Typically, radicalization occurs in Russia. Vulnerable groups include alienated youth, who have no social or community support, those with low levels of religious education and little prospect for advancement, and youngsters who get involved in crime, or hang out with criminals. Divorced and abandoned women are vulnerable, as are unaccompanied children, and other kids with no parental or state support, such as orphans, who we know are being recruited at mosques run by North Caucasian and other ethnic groups.
JL: And if they come back to Central Asia, what have you noticed?
PK: That’s not altogether clear yet. I think many of them fear discovery and repressive measures if they return so they move on to Turkey and Syria.
JL: These dynamics you’ve been speaking about, are they constant or fluid?
PK: No, there are definite changes, related to the political climate and social environment in the destination countries. On the one hand, the removal of barriers to migration, improved economic prospects of the majority of migrants and opportunities for legal status have helped address some of the objective vulnerabilities. But on the other hand there are concerns that ideological factors could become more pronounced with the growing threat of social tensions in the wake of recent attacks in Russia, coupled with a rising interest in recruiting from migrant communities by extremists.
JL: Are Central Asian countries making any inroads in terms of deradicalization and if so, how?
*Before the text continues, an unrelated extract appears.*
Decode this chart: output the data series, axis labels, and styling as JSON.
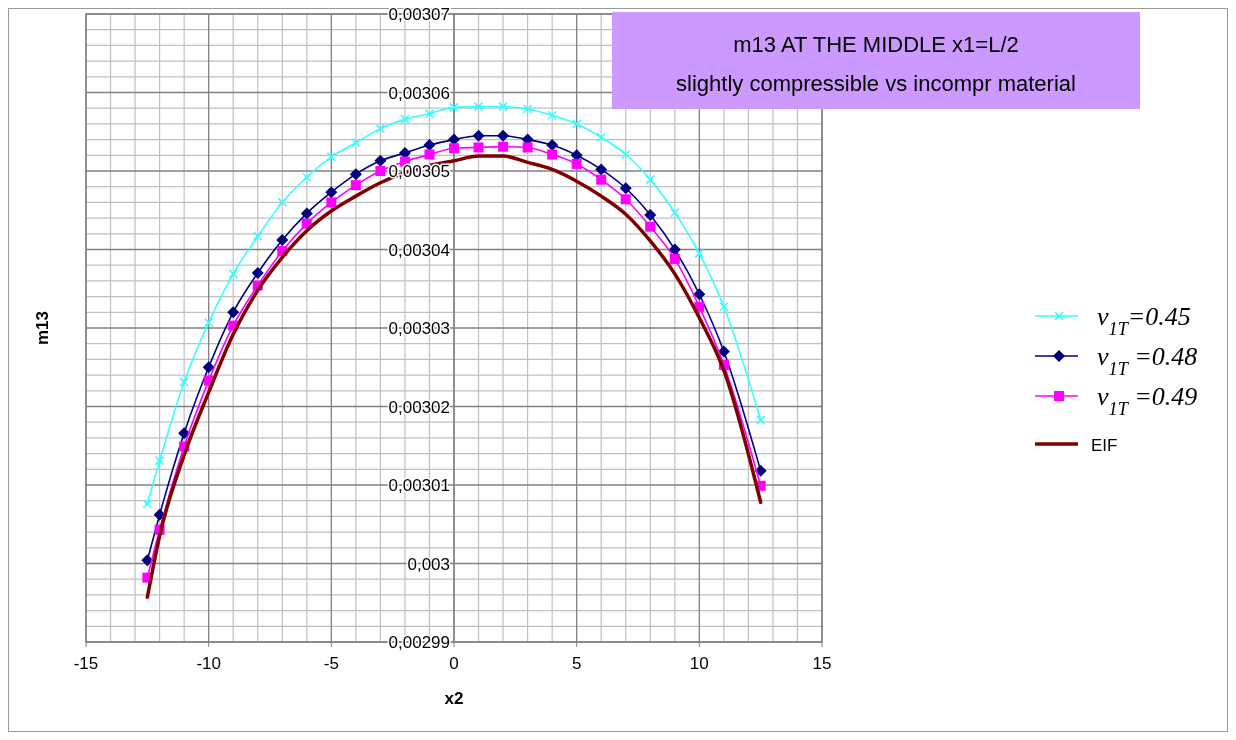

What else should they be doing?
PK: Central Asian countries have generally operated what we call a “security” approach to deal with the threat of violent extremism. That is, they concentrate on tracking, isolating and apprehending agents of radicalization via law enforcement agencies. Recent examples of this include legal amendments that strip persons involved in extremist activities of their citizenship, or tracking the funding of such activities. Experts note that to be successful this approach needs to be complemented by a set of integration measures which would reduce the broader socio-economic and ideological grounds for radicalization. Good practices involve raising awareness of extremist and involvement of spiritual leaders. Fairer treatment of vulnerable groups including women and children would also help, as would a raising of overall standards in religious education institutions. Lastly, and it won’t be easy, programmes have to be developed to rehabilitate and integrate former fighters and their families.